Ex-Bundesliga-Schiedsrichter Amerell wehrt sich gegen schwere Vorwürfe

Der DFB-Funktionär Manfred Amerell steht einem Zeitungsbericht zufolge unter Verdacht, sich einem jungen Referee "genähert zu haben". Der 62-Jährige, der zuletzt als Sprecher des Schiedsrichter-Ausschusses tätig war, weist die Vorwürfe als "haltlos" zurück.
Manfred Amerell: "Da lache ich mich kaputt"

Manfred Amerell: "Da lache ich mich kaputt"

Foto: Thorsten Wagner/ Bongarts/Getty Images for DFB

Hamburg - Am Dienstag wurde bekannt, dass Manfred Amerell "aus gesundheitlichen Gründen" nicht länger als Sprecher des DFB-Schiedsrichter-Ausschusses tätig ist. Einem Bericht der "Frankfurter Rundschau" zufolge könnte der Rückzug des 62-Jährigen jedoch auch andere Gründe haben.

Es werde im DFB geprüft, so heißt es in dem Bericht unter Berufung auf nicht genannte Quellen, "ob und wenn ja, wie intensiv sich Amerell einem jungen Bundesliga-Schiedsrichter genähert hat". Der betroffene Schiedsrichter soll sich im Dezember an den Vorsitzenden des Schiedsrichter-Ausschusses, Volker Roth, gewandt haben. Seit Januar soll DFB-Präsident Zwanziger über den Verdacht informiert sein.

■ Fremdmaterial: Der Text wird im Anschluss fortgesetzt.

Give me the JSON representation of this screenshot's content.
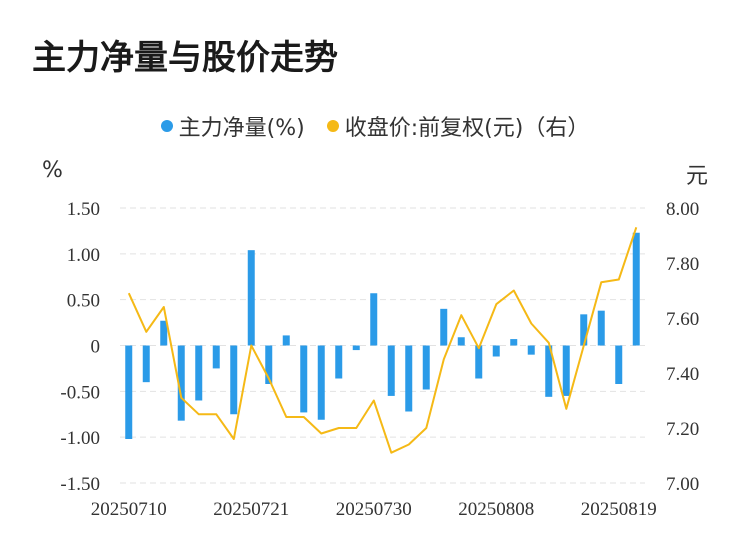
{
  "title": "主力净量与股价走势",
  "colors": {
    "bar": "#2b9be8",
    "line": "#f5b916",
    "grid": "#e2e2e2"
  },
  "chart_data": {
    "type": "bar",
    "legend": [
      {
        "label": "主力净量(%)",
        "color": "#2b9be8"
      },
      {
        "label": "收盘价:前复权(元)（右）",
        "color": "#f5b916"
      }
    ],
    "ylabel_left": "%",
    "ylabel_right": "元",
    "ylim_left": [
      -1.5,
      1.5
    ],
    "ylim_right": [
      7.0,
      8.0
    ],
    "yticks_left": [
      "1.50",
      "1.00",
      "0.50",
      "0",
      "-0.50",
      "-1.00",
      "-1.50"
    ],
    "yticks_right": [
      "8.00",
      "7.80",
      "7.60",
      "7.40",
      "7.20",
      "7.00"
    ],
    "x_tick_labels": [
      "20250710",
      "20250721",
      "20250730",
      "20250808",
      "20250819"
    ],
    "x_tick_indices": [
      0,
      7,
      14,
      21,
      28
    ],
    "series": [
      {
        "name": "主力净量(%)",
        "type": "bar",
        "axis": "left",
        "values": [
          -1.02,
          -0.4,
          0.27,
          -0.82,
          -0.6,
          -0.25,
          -0.75,
          1.04,
          -0.42,
          0.11,
          -0.73,
          -0.81,
          -0.36,
          -0.05,
          0.57,
          -0.55,
          -0.72,
          -0.48,
          0.4,
          0.09,
          -0.36,
          -0.12,
          0.07,
          -0.1,
          -0.56,
          -0.55,
          0.34,
          0.38,
          -0.42,
          1.23
        ]
      },
      {
        "name": "收盘价:前复权(元)（右）",
        "type": "line",
        "axis": "right",
        "values": [
          7.69,
          7.55,
          7.64,
          7.31,
          7.25,
          7.25,
          7.16,
          7.5,
          7.38,
          7.24,
          7.24,
          7.18,
          7.2,
          7.2,
          7.3,
          7.11,
          7.14,
          7.2,
          7.45,
          7.61,
          7.49,
          7.65,
          7.7,
          7.58,
          7.51,
          7.27,
          7.5,
          7.73,
          7.74,
          7.93
        ]
      }
    ]
  }
}
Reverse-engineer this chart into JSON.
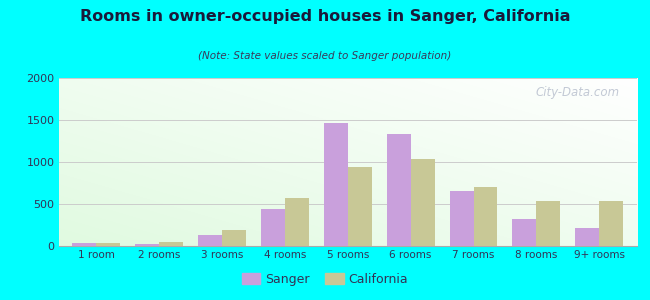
{
  "title": "Rooms in owner-occupied houses in Sanger, California",
  "subtitle": "(Note: State values scaled to Sanger population)",
  "categories": [
    "1 room",
    "2 rooms",
    "3 rooms",
    "4 rooms",
    "5 rooms",
    "6 rooms",
    "7 rooms",
    "8 rooms",
    "9+ rooms"
  ],
  "sanger_values": [
    30,
    20,
    130,
    440,
    1470,
    1330,
    650,
    320,
    215
  ],
  "california_values": [
    30,
    50,
    185,
    570,
    940,
    1040,
    700,
    540,
    540
  ],
  "sanger_color": "#c9a0dc",
  "california_color": "#c8c896",
  "background_color": "#00ffff",
  "title_color": "#1a1a3a",
  "subtitle_color": "#3a3a5a",
  "tick_label_color": "#333355",
  "ylim": [
    0,
    2000
  ],
  "yticks": [
    0,
    500,
    1000,
    1500,
    2000
  ],
  "bar_width": 0.38,
  "legend_sanger": "Sanger",
  "legend_california": "California",
  "watermark": "City-Data.com"
}
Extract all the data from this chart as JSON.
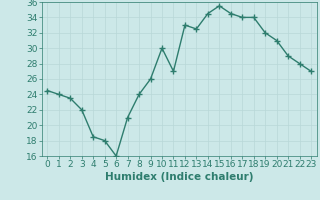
{
  "x": [
    0,
    1,
    2,
    3,
    4,
    5,
    6,
    7,
    8,
    9,
    10,
    11,
    12,
    13,
    14,
    15,
    16,
    17,
    18,
    19,
    20,
    21,
    22,
    23
  ],
  "y": [
    24.5,
    24.0,
    23.5,
    22.0,
    18.5,
    18.0,
    16.0,
    21.0,
    24.0,
    26.0,
    30.0,
    27.0,
    33.0,
    32.5,
    34.5,
    35.5,
    34.5,
    34.0,
    34.0,
    32.0,
    31.0,
    29.0,
    28.0,
    27.0
  ],
  "line_color": "#2e7d6e",
  "marker": "+",
  "marker_size": 4,
  "bg_color": "#cce8e8",
  "grid_color": "#b8d8d8",
  "xlabel": "Humidex (Indice chaleur)",
  "ylim": [
    16,
    36
  ],
  "xlim": [
    -0.5,
    23.5
  ],
  "yticks": [
    16,
    18,
    20,
    22,
    24,
    26,
    28,
    30,
    32,
    34,
    36
  ],
  "xticks": [
    0,
    1,
    2,
    3,
    4,
    5,
    6,
    7,
    8,
    9,
    10,
    11,
    12,
    13,
    14,
    15,
    16,
    17,
    18,
    19,
    20,
    21,
    22,
    23
  ],
  "tick_color": "#2e7d6e",
  "label_color": "#2e7d6e",
  "font_size": 6.5,
  "xlabel_fontsize": 7.5,
  "linewidth": 1.0,
  "marker_linewidth": 1.0
}
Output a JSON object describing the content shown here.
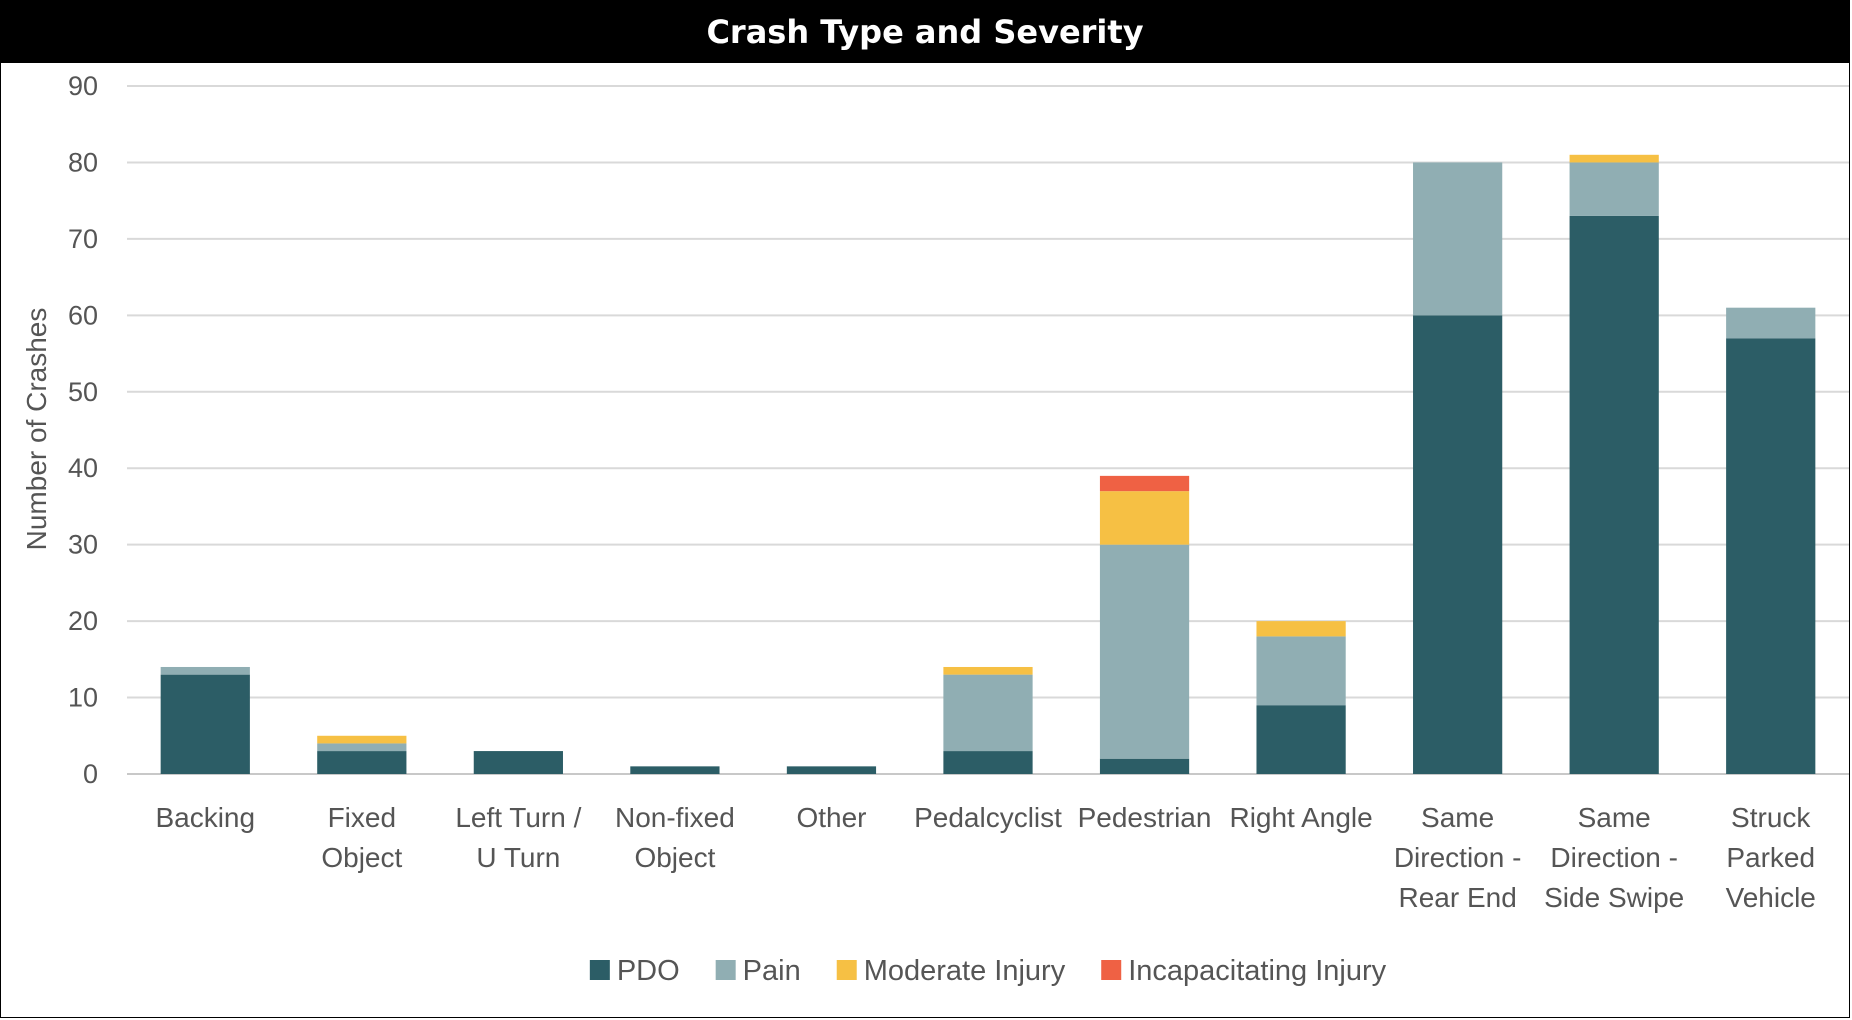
{
  "chart_data": {
    "type": "bar",
    "stacked": true,
    "title": "Crash Type and Severity",
    "ylabel": "Number of Crashes",
    "xlabel": "",
    "ylim": [
      0,
      90
    ],
    "yticks": [
      0,
      10,
      20,
      30,
      40,
      50,
      60,
      70,
      80,
      90
    ],
    "grid": true,
    "legend_position": "bottom",
    "categories": [
      [
        "Backing"
      ],
      [
        "Fixed",
        "Object"
      ],
      [
        "Left Turn /",
        "U Turn"
      ],
      [
        "Non-fixed",
        "Object"
      ],
      [
        "Other"
      ],
      [
        "Pedalcyclist"
      ],
      [
        "Pedestrian"
      ],
      [
        "Right Angle"
      ],
      [
        "Same",
        "Direction -",
        "Rear End"
      ],
      [
        "Same",
        "Direction -",
        "Side Swipe"
      ],
      [
        "Struck",
        "Parked",
        "Vehicle"
      ]
    ],
    "series": [
      {
        "name": "PDO",
        "color": "#2c5d66",
        "values": [
          13,
          3,
          3,
          1,
          1,
          3,
          2,
          9,
          60,
          73,
          57
        ]
      },
      {
        "name": "Pain",
        "color": "#90aeb3",
        "values": [
          1,
          1,
          0,
          0,
          0,
          10,
          28,
          9,
          20,
          7,
          4
        ]
      },
      {
        "name": "Moderate Injury",
        "color": "#f6c044",
        "values": [
          0,
          1,
          0,
          0,
          0,
          1,
          7,
          2,
          0,
          1,
          0
        ]
      },
      {
        "name": "Incapacitating Injury",
        "color": "#ef6144",
        "values": [
          0,
          0,
          0,
          0,
          0,
          0,
          2,
          0,
          0,
          0,
          0
        ]
      }
    ]
  }
}
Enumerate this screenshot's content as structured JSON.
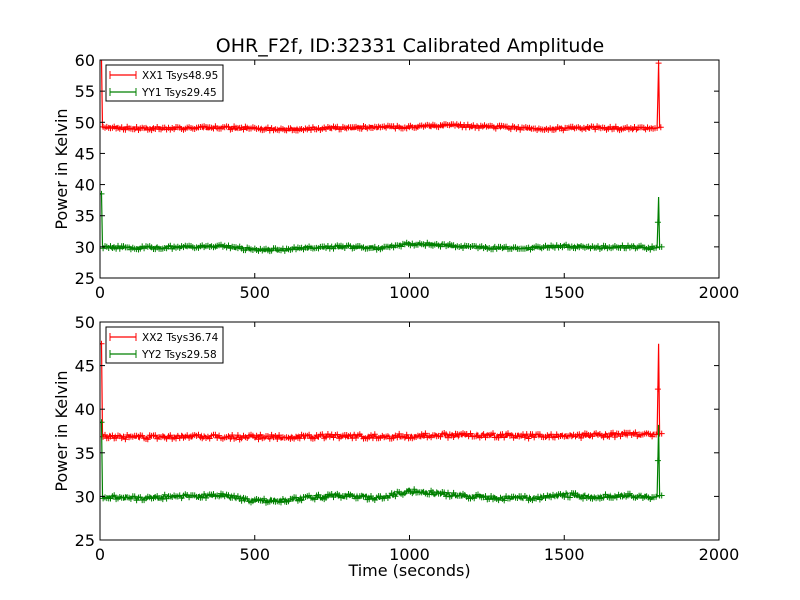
{
  "title": "OHR_F2f, ID:32331 Calibrated Amplitude",
  "chart_data": [
    {
      "type": "line",
      "xlabel": "",
      "ylabel": "Power in Kelvin",
      "xlim": [
        0,
        2000
      ],
      "ylim": [
        25,
        60
      ],
      "xticks": [
        0,
        500,
        1000,
        1500,
        2000
      ],
      "yticks": [
        25,
        30,
        35,
        40,
        45,
        50,
        55,
        60
      ],
      "grid": false,
      "legend_position": "top-left",
      "series": [
        {
          "name": "XX1 Tsys48.95",
          "color": "#ff0000",
          "marker": "+",
          "x": [
            0,
            5,
            8,
            10,
            100,
            200,
            300,
            400,
            500,
            600,
            700,
            800,
            900,
            1000,
            1100,
            1150,
            1200,
            1300,
            1400,
            1500,
            1600,
            1700,
            1790,
            1800,
            1805,
            1808,
            1812,
            1815
          ],
          "y": [
            60,
            60,
            49.2,
            49.3,
            49.0,
            49.0,
            49.1,
            49.1,
            49.0,
            48.9,
            49.0,
            49.1,
            49.2,
            49.2,
            49.4,
            49.5,
            49.3,
            49.2,
            49.0,
            49.0,
            49.1,
            49.0,
            49.0,
            49.1,
            59.5,
            49.2,
            49.2,
            49.2
          ]
        },
        {
          "name": "YY1 Tsys29.45",
          "color": "#008000",
          "marker": "+",
          "x": [
            0,
            5,
            8,
            10,
            100,
            200,
            300,
            400,
            500,
            600,
            700,
            800,
            900,
            1000,
            1100,
            1200,
            1300,
            1400,
            1500,
            1600,
            1700,
            1790,
            1800,
            1805,
            1808,
            1812,
            1815
          ],
          "y": [
            38.5,
            38.5,
            30.0,
            30.0,
            29.8,
            29.9,
            30.0,
            30.1,
            29.5,
            29.6,
            29.9,
            30.0,
            29.8,
            30.5,
            30.3,
            30.0,
            29.8,
            29.8,
            30.1,
            29.9,
            30.0,
            29.8,
            29.9,
            38.0,
            30.0,
            30.0,
            30.0
          ]
        }
      ]
    },
    {
      "type": "line",
      "xlabel": "Time (seconds)",
      "ylabel": "Power in Kelvin",
      "xlim": [
        0,
        2000
      ],
      "ylim": [
        25,
        50
      ],
      "xticks": [
        0,
        500,
        1000,
        1500,
        2000
      ],
      "yticks": [
        25,
        30,
        35,
        40,
        45,
        50
      ],
      "grid": false,
      "legend_position": "top-left",
      "series": [
        {
          "name": "XX2 Tsys36.74",
          "color": "#ff0000",
          "marker": "+",
          "x": [
            0,
            5,
            8,
            10,
            100,
            200,
            300,
            400,
            500,
            600,
            700,
            800,
            900,
            1000,
            1100,
            1200,
            1300,
            1400,
            1500,
            1600,
            1700,
            1790,
            1800,
            1805,
            1808,
            1812,
            1815
          ],
          "y": [
            47.5,
            47.5,
            37.0,
            36.9,
            36.8,
            36.8,
            36.9,
            36.8,
            36.8,
            36.8,
            36.9,
            36.9,
            36.9,
            36.9,
            37.0,
            37.0,
            37.0,
            36.9,
            36.9,
            37.0,
            37.1,
            37.1,
            37.1,
            47.5,
            37.2,
            37.2,
            37.2
          ]
        },
        {
          "name": "YY2 Tsys29.58",
          "color": "#008000",
          "marker": "+",
          "x": [
            0,
            5,
            8,
            10,
            100,
            200,
            300,
            400,
            500,
            600,
            700,
            800,
            900,
            1000,
            1100,
            1200,
            1300,
            1400,
            1500,
            1600,
            1700,
            1790,
            1800,
            1805,
            1808,
            1812,
            1815
          ],
          "y": [
            38.5,
            38.5,
            30.1,
            30.0,
            29.8,
            29.9,
            30.0,
            30.1,
            29.5,
            29.6,
            29.9,
            30.1,
            29.8,
            30.6,
            30.3,
            30.0,
            29.8,
            29.8,
            30.2,
            29.9,
            30.1,
            29.9,
            30.0,
            38.2,
            30.1,
            30.1,
            30.1
          ]
        }
      ]
    }
  ]
}
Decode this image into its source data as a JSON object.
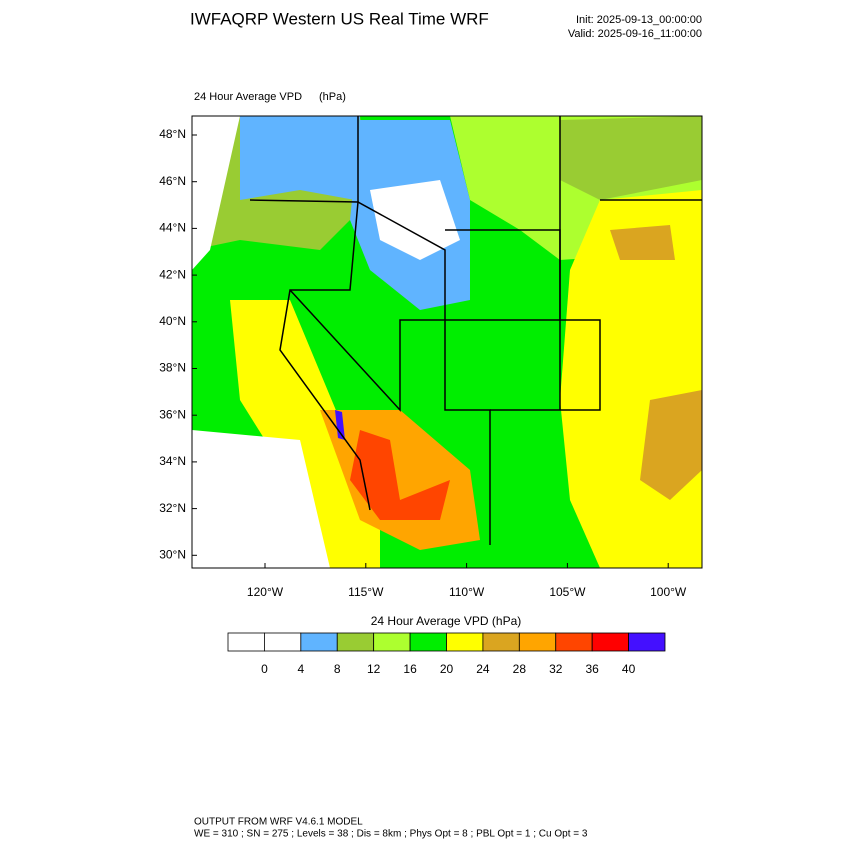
{
  "header": {
    "title": "IWFAQRP Western US Real Time WRF",
    "init": "Init: 2025-09-13_00:00:00",
    "valid": "Valid: 2025-09-16_11:00:00"
  },
  "map": {
    "title": "24 Hour Average VPD",
    "units": "(hPa)",
    "lat_labels": [
      "48°N",
      "46°N",
      "44°N",
      "42°N",
      "40°N",
      "38°N",
      "36°N",
      "34°N",
      "32°N",
      "30°N"
    ],
    "lon_labels": [
      "120°W",
      "115°W",
      "110°W",
      "105°W",
      "100°W"
    ]
  },
  "colorbar": {
    "title": "24 Hour Average VPD  (hPa)",
    "levels": [
      0,
      4,
      8,
      12,
      16,
      20,
      24,
      28,
      32,
      36,
      40
    ],
    "colors": [
      "#ffffff",
      "#ffffff",
      "#60b4ff",
      "#99cc33",
      "#adff2f",
      "#00ee00",
      "#ffff00",
      "#daa520",
      "#ffa500",
      "#ff4500",
      "#ff0000",
      "#4410ff"
    ]
  },
  "footer": {
    "line1": "OUTPUT FROM WRF V4.6.1 MODEL",
    "line2": "WE = 310 ; SN = 275 ; Levels = 38 ; Dis = 8km ; Phys Opt = 8 ; PBL Opt = 1 ; Cu Opt = 3"
  }
}
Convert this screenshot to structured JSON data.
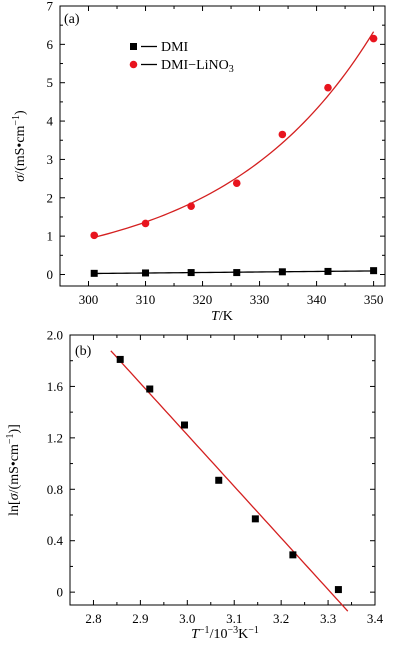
{
  "chart_data": [
    {
      "type": "scatter",
      "panel_label": "(a)",
      "xlabel_italic": "T",
      "xlabel_rest": "/K",
      "ylabel_italic": "σ",
      "ylabel_rest": "/(mS•cm",
      "ylabel_sup": "−1",
      "ylabel_end": ")",
      "xlim": [
        295,
        352
      ],
      "ylim": [
        -0.3,
        7
      ],
      "xticks": [
        300,
        310,
        320,
        330,
        340,
        350
      ],
      "yticks": [
        0,
        1,
        2,
        3,
        4,
        5,
        6,
        7
      ],
      "legend_position": "upper-left",
      "series": [
        {
          "name": "DMI",
          "marker": "square",
          "color": "#000000",
          "line_color": "#000000",
          "x": [
            301,
            310,
            318,
            326,
            334,
            342,
            350
          ],
          "y": [
            0.03,
            0.04,
            0.05,
            0.05,
            0.07,
            0.08,
            0.1
          ],
          "fit": "linear"
        },
        {
          "name_main": "DMI−LiNO",
          "name_sub": "3",
          "marker": "circle",
          "color": "#e8141e",
          "line_color": "#d42020",
          "x": [
            301,
            310,
            318,
            326,
            334,
            342,
            350
          ],
          "y": [
            1.02,
            1.33,
            1.78,
            2.38,
            3.65,
            4.87,
            6.15
          ],
          "fit": "exponential"
        }
      ]
    },
    {
      "type": "scatter",
      "panel_label": "(b)",
      "xlabel_italic": "T",
      "xlabel_sup": "−1",
      "xlabel_rest": "/10",
      "xlabel_sup2": "−3",
      "xlabel_end": "K",
      "xlabel_sup3": "−1",
      "ylabel_prefix": "ln[",
      "ylabel_italic": "σ",
      "ylabel_rest": "/(mS•cm",
      "ylabel_sup": "−1",
      "ylabel_end": ")]",
      "xlim": [
        2.75,
        3.4
      ],
      "ylim": [
        -0.1,
        2.0
      ],
      "xticks": [
        2.8,
        2.9,
        3.0,
        3.1,
        3.2,
        3.3,
        3.4
      ],
      "xtick_labels": [
        "2.8",
        "2.9",
        "3.0",
        "3.1",
        "3.2",
        "3.3",
        "3.4"
      ],
      "yticks": [
        0,
        0.4,
        0.8,
        1.2,
        1.6,
        2.0
      ],
      "ytick_labels": [
        "0",
        "0.4",
        "0.8",
        "1.2",
        "1.6",
        "2.0"
      ],
      "series": [
        {
          "marker": "square",
          "color": "#000000",
          "line_color": "#d42020",
          "x": [
            2.857,
            2.92,
            2.994,
            3.067,
            3.145,
            3.225,
            3.322
          ],
          "y": [
            1.81,
            1.58,
            1.3,
            0.87,
            0.57,
            0.29,
            0.02
          ],
          "fit": "linear"
        }
      ]
    }
  ]
}
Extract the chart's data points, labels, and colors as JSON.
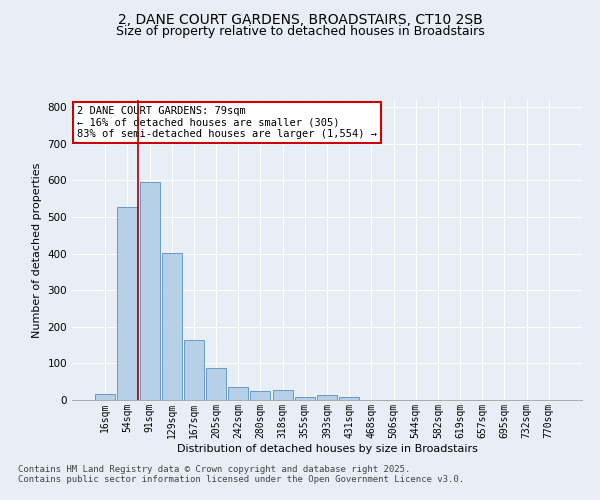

Amerell sagte dem DSF: "Die Vorwürfe sind haltlos und aus der Luft gegriffen und werden von mir zurückgewiesen." Der "Frankfurter Rundschau" sagte er: "Da lache ich mich kaputt." Eigenen Angaben zufolge hat Amerell inzwischen einen Anwalt beauftragt, der noch am Mittwoch eine Erklärung abgeben soll.

Amerell hatte Zwanziger gebeten, ihn "aus gesundheitlichen Gründen vorläufig von seinen umfangreichen Tätigkeiten im DFB-Schiedsrichter-Ausschuss zu entbinden". Dieser Bitte sei entsprochen worden, teilte der DFB mit. Die Verbands-Schiedsrichter wurden am Montag darüber informiert.

In einer Mitteilung des DFB heißt es: "Es geht jetzt allein darum, den Fall mit allem Nachdruck, größter Sorgfalt und hohem Verantwortungsbewusstsein zu prüfen. Vorverurteilung ist dabei ebenso unangebracht wie Verharmlosung". In dem Schreiben bittet der für das Schiedsrichterwesen zuständige DFB-Direktor Stefan Hans um einen vorsichtigen Umgang mit dem Thema: "Mit Rücksicht auf die Personen können wir zum jetzigen Zeitpunkt keine weiteren Aussagen machen."

Amerell war in den achtziger und neunziger Jahren Schiedsrichter in der Bundesliga. Nach dem Ende seiner aktiven Laufbahn übte er beim DFB verschiedene Ämter aus. Laut "Frankfurter Rundschau" war er für die Ansetzung der Unparteiischen in Regionallligen und der A-Jugend-Bundesliga verantwortlich - und damit auch für die Förderung des Schiedsrichters, der nun die schweren Vorwürfe erhebt.